According to American poet, novelist, and short story writer Paul Lawrence Dunbar, “All work and no play makes Jack a dull boy. All play and no work makes Jack a mere toy.”
But for some young Singaporeans, it is all work and no play, not even during school breaks.
While some students and their families plan to spend the week-long March holiday on recreational activities, many others have to roll up their sleeves to work to supplement their household income, and help put food on the table.
According to figures published by the Ministry of Manpower (MOM) and released in January this year, the number of young workers aged 15 to 19 years old for 2021 stands at 28,800, lower than 2020 when the number was 30,100.
Before the pandemic, the number of youth workers remained well above 31,000 between 2011 and 2019.
Human resource experts, employment agencies and social workers say the reduction in numbers can be attributed to the risk of exposure to Covid-19.
Despite the risks, some youths still continue to work during the school holidays and outside of school hours.
Sixteen-year-old Alex worked at GOPIZZA in Plaza Singapura during the school holidays and continued working there on weekends during the school term before his homework started piling up. He realised that he was unable to cope with both school and work, and had to make the difficult decision to focus on his studies.
“I had to work because my mother’s income alone is barely enough to support us so I decided that I will work for my own pocket money and also give her some money to ease her financial burden,” he says, adding that he gave half his salary to his mother and saved the other half for his own needs.
Alex says it was “very stressful and tiring” because there would be “some random customer losing his temper at me for the slightest mistake, or somebody who was just plain rude”.
“Also, I had to do all the heavy lifting of stocks since most of my coworkers were old and could not do it,” he adds.
Alex also says that working at GOPIZZA had taught him skills such as socialising and interacting with different people, and improving his communication skills when it was “my turn to be the cashier for that day”.

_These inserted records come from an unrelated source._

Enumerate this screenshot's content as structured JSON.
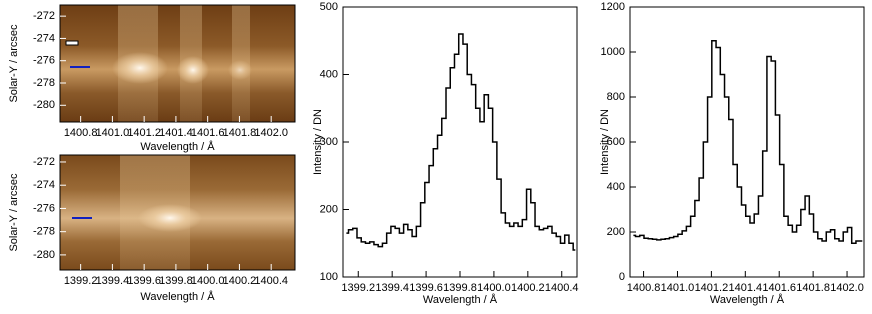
{
  "chart_data": [
    {
      "type": "image",
      "xlabel": "Wavelength / Å",
      "ylabel": "Solar-Y / arcsec",
      "xlim": [
        1400.67,
        1402.15
      ],
      "ylim": [
        -281.5,
        -271
      ],
      "xticks": [
        1400.8,
        {
          "value": 1401,
          "label": "1401.0"
        },
        1401.2,
        1401.4,
        1401.6,
        1401.8,
        {
          "value": 1402,
          "label": "1402.0"
        }
      ],
      "yticks": [
        -272,
        -274,
        -276,
        -278,
        -280
      ]
    },
    {
      "type": "image",
      "xlabel": "Wavelength / Å",
      "ylabel": "Solar-Y / arcsec",
      "xlim": [
        1399.07,
        1400.55
      ],
      "ylim": [
        -281.3,
        -271.4
      ],
      "xticks": [
        1399.2,
        1399.4,
        1399.6,
        1399.8,
        {
          "value": 1400,
          "label": "1400.0"
        },
        1400.2,
        1400.4
      ],
      "yticks": [
        -272,
        -274,
        -276,
        -278,
        -280
      ]
    },
    {
      "type": "step",
      "xlabel": "Wavelength / Å",
      "ylabel": "Intensity / DN",
      "color": "#000000",
      "xlim": [
        1399.11,
        1400.49
      ],
      "ylim": [
        100,
        500
      ],
      "xticks": [
        1399.2,
        1399.4,
        1399.6,
        1399.8,
        {
          "value": 1400,
          "label": "1400.0"
        },
        1400.2,
        1400.4
      ],
      "yticks": [
        100,
        200,
        300,
        400,
        500
      ],
      "x": [
        1399.13,
        1399.155,
        1399.18,
        1399.205,
        1399.23,
        1399.255,
        1399.28,
        1399.305,
        1399.33,
        1399.355,
        1399.38,
        1399.405,
        1399.43,
        1399.455,
        1399.48,
        1399.505,
        1399.53,
        1399.555,
        1399.58,
        1399.605,
        1399.63,
        1399.655,
        1399.68,
        1399.705,
        1399.73,
        1399.755,
        1399.78,
        1399.805,
        1399.83,
        1399.855,
        1399.88,
        1399.905,
        1399.93,
        1399.955,
        1399.98,
        1400.005,
        1400.03,
        1400.055,
        1400.08,
        1400.105,
        1400.13,
        1400.155,
        1400.18,
        1400.205,
        1400.23,
        1400.255,
        1400.28,
        1400.305,
        1400.33,
        1400.355,
        1400.38,
        1400.405,
        1400.43,
        1400.455,
        1400.48
      ],
      "values": [
        165,
        170,
        172,
        158,
        152,
        150,
        152,
        148,
        145,
        150,
        165,
        175,
        172,
        165,
        178,
        170,
        160,
        175,
        210,
        240,
        265,
        290,
        310,
        335,
        380,
        410,
        430,
        460,
        445,
        400,
        385,
        350,
        330,
        370,
        350,
        300,
        245,
        195,
        180,
        175,
        180,
        175,
        185,
        230,
        210,
        175,
        170,
        172,
        175,
        165,
        160,
        150,
        162,
        150,
        140
      ]
    },
    {
      "type": "step",
      "xlabel": "Wavelength / Å",
      "ylabel": "Intensity / DN",
      "color": "#000000",
      "xlim": [
        1400.72,
        1402.1
      ],
      "ylim": [
        0,
        1200
      ],
      "xticks": [
        1400.8,
        {
          "value": 1401,
          "label": "1401.0"
        },
        1401.2,
        1401.4,
        1401.6,
        1401.8,
        {
          "value": 1402,
          "label": "1402.0"
        }
      ],
      "yticks": [
        0,
        200,
        400,
        600,
        800,
        1000,
        1200
      ],
      "x": [
        1400.74,
        1400.765,
        1400.79,
        1400.815,
        1400.84,
        1400.865,
        1400.89,
        1400.915,
        1400.94,
        1400.965,
        1400.99,
        1401.015,
        1401.04,
        1401.065,
        1401.09,
        1401.115,
        1401.14,
        1401.165,
        1401.19,
        1401.215,
        1401.24,
        1401.265,
        1401.29,
        1401.315,
        1401.34,
        1401.365,
        1401.39,
        1401.415,
        1401.44,
        1401.465,
        1401.49,
        1401.515,
        1401.54,
        1401.565,
        1401.59,
        1401.615,
        1401.64,
        1401.665,
        1401.69,
        1401.715,
        1401.74,
        1401.765,
        1401.79,
        1401.815,
        1401.84,
        1401.865,
        1401.89,
        1401.915,
        1401.94,
        1401.965,
        1401.99,
        1402.015,
        1402.04,
        1402.065,
        1402.09
      ],
      "values": [
        185,
        180,
        185,
        172,
        170,
        168,
        165,
        168,
        170,
        175,
        180,
        190,
        205,
        225,
        270,
        340,
        440,
        600,
        800,
        1050,
        1020,
        900,
        800,
        700,
        500,
        400,
        320,
        270,
        240,
        280,
        360,
        560,
        980,
        960,
        720,
        500,
        270,
        230,
        200,
        230,
        300,
        360,
        280,
        200,
        170,
        160,
        200,
        210,
        170,
        160,
        200,
        220,
        150,
        160,
        160
      ]
    }
  ]
}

The higher NITEC student in electrical engineering does not feel that work impacted his academic results then because he had enough time to study, except those times when he just “couldn’t understand the engineering concepts properly despite my best attempts”.
Alex says he feels envious of his peers who are able to enjoy time out during school breaks. “I think I would be like them if my family’s financial situation was better. Yet I feel fortunate because my family is very loving, and this is all I ask for,” he adds.

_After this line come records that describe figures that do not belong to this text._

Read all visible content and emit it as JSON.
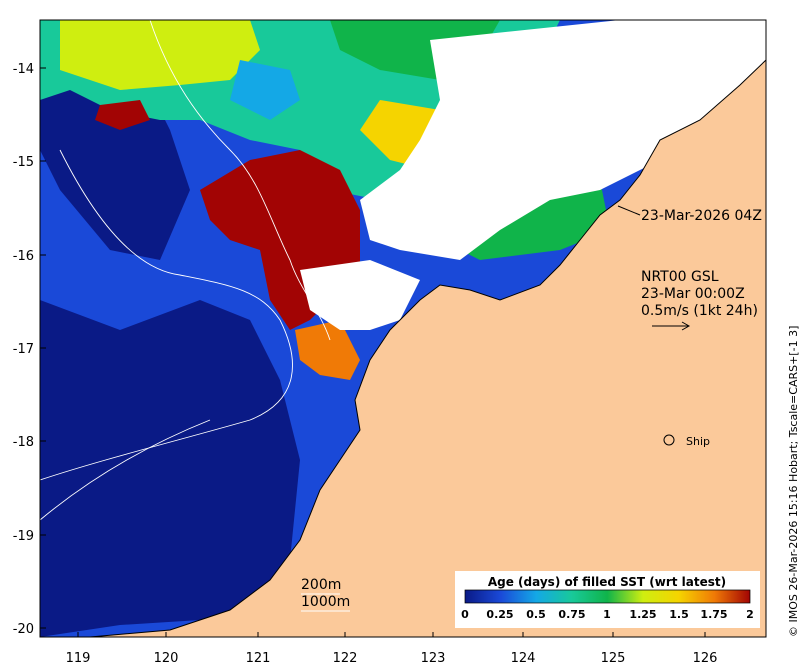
{
  "map": {
    "lon_ticks": [
      "119",
      "120",
      "121",
      "122",
      "123",
      "124",
      "125",
      "126"
    ],
    "lat_ticks": [
      "-14",
      "-15",
      "-16",
      "-17",
      "-18",
      "-19",
      "-20"
    ],
    "colors": {
      "land": "#fbc99a",
      "age_0": "#0a1a86",
      "age_0_25": "#1a49d8",
      "age_0_5": "#14a8e6",
      "age_0_75": "#18c99a",
      "age_1": "#10b44a",
      "age_1_25": "#cfee10",
      "age_1_5": "#f5d400",
      "age_1_75": "#f07a06",
      "age_2": "#a20404"
    }
  },
  "annotations": {
    "sst_time": "23-Mar-2026 04Z",
    "current_title": "NRT00 GSL",
    "current_time": "23-Mar 00:00Z",
    "current_scale": "0.5m/s (1kt 24h)",
    "ship_label": "Ship",
    "contour_200": "200m",
    "contour_1000": "1000m"
  },
  "colorbar": {
    "title": "Age (days) of filled SST (wrt latest)",
    "ticks": [
      "0",
      "0.25",
      "0.5",
      "0.75",
      "1",
      "1.25",
      "1.5",
      "1.75",
      "2"
    ],
    "stops": [
      "#0a1a86",
      "#1a49d8",
      "#14a8e6",
      "#18c99a",
      "#10b44a",
      "#cfee10",
      "#f5d400",
      "#f07a06",
      "#a20404"
    ]
  },
  "credit": "© IMOS 26-Mar-2026 15:16 Hobart; Tscale=CARS+[-1 3]"
}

According to the MOM, children and young persons are restricted in the type of work they can do and this is governed by Part VIII of the Employment Act and the Employment of Children and Young Persons Regulation.
For example, if children and young persons are hired for manual labour, they cannot work at night, and they cannot work on days off without permission from the Commissioner for Labour.
Unlike Alex Shen, who is also 16, worked as a hamper packer during the December holidays because he wanted to” have some extra cash to spend during the term break”.
“I did not have to support my family, but I did not want to ask for more from my parents. I saw how hard they work just to support the family,” he says, adding that he comes from a “modest working-class background”.
Fortunately for Shen, the work was not too tough and he enjoyed his time there as “the people were very friendly and this made the work much more enjoyable”.
Hamper packing requires teamwork, so Shen says he learned how to collaborate with people from the different age groups effectively. “I also learned better time management skills and working under pressure,” the Singapore Polytechnic student says.
Shen would have preferred to continue working there to earn more pocket money while he waits for his polytechnic course to start, but the demand for hampers dried up after the festive seasons ended and the company no longer required his services.
Since there is still some time before the academic year begins at the Polytechnics, Shen intends to look for another part-time job so that he can continue to rely on himself.
Ryan, on the other hand, took up “odd jobs such as being a waiter and as a store assistant” throughout his three years as a full-time diploma student.
“I did not have stable financial support from my parents, so I wanted to provide a stable income for myself and also build an emergency fund in case of any contingencies,” he says.
“I started working during the term break and I decided to continue even when school started as I really needed the money. I live with my grandparents and they are no longer working, so I feel bad taking money from them as they would have to dip into their savings”, says the 22-year-old, adding that he also gave part of his income to his grandparents to help with the household expenses.
“However, I realised that my studies were getting affected over time. I would usually stop working whenever it was the exam period so that I could have more time to revise,” the Republic Polytechnic graduate says.
Ryan, who is currently in National Service, received financial assistance from the polytechnic for his tuition fees and the required laptop during his time there.
He admits it was not easy juggling work and studies. “Some days were more difficult than others, but the experience had made me stronger as a person and taught me to be independent. Working in different jobs also helped improve my social skills and I have made many friends along the way.”
Ryan’s determination paid off. He graduated from Republic Polytechnic with a Diploma in Biotechnology and has secured a place at Singapore University of Technology and Design (SUTD).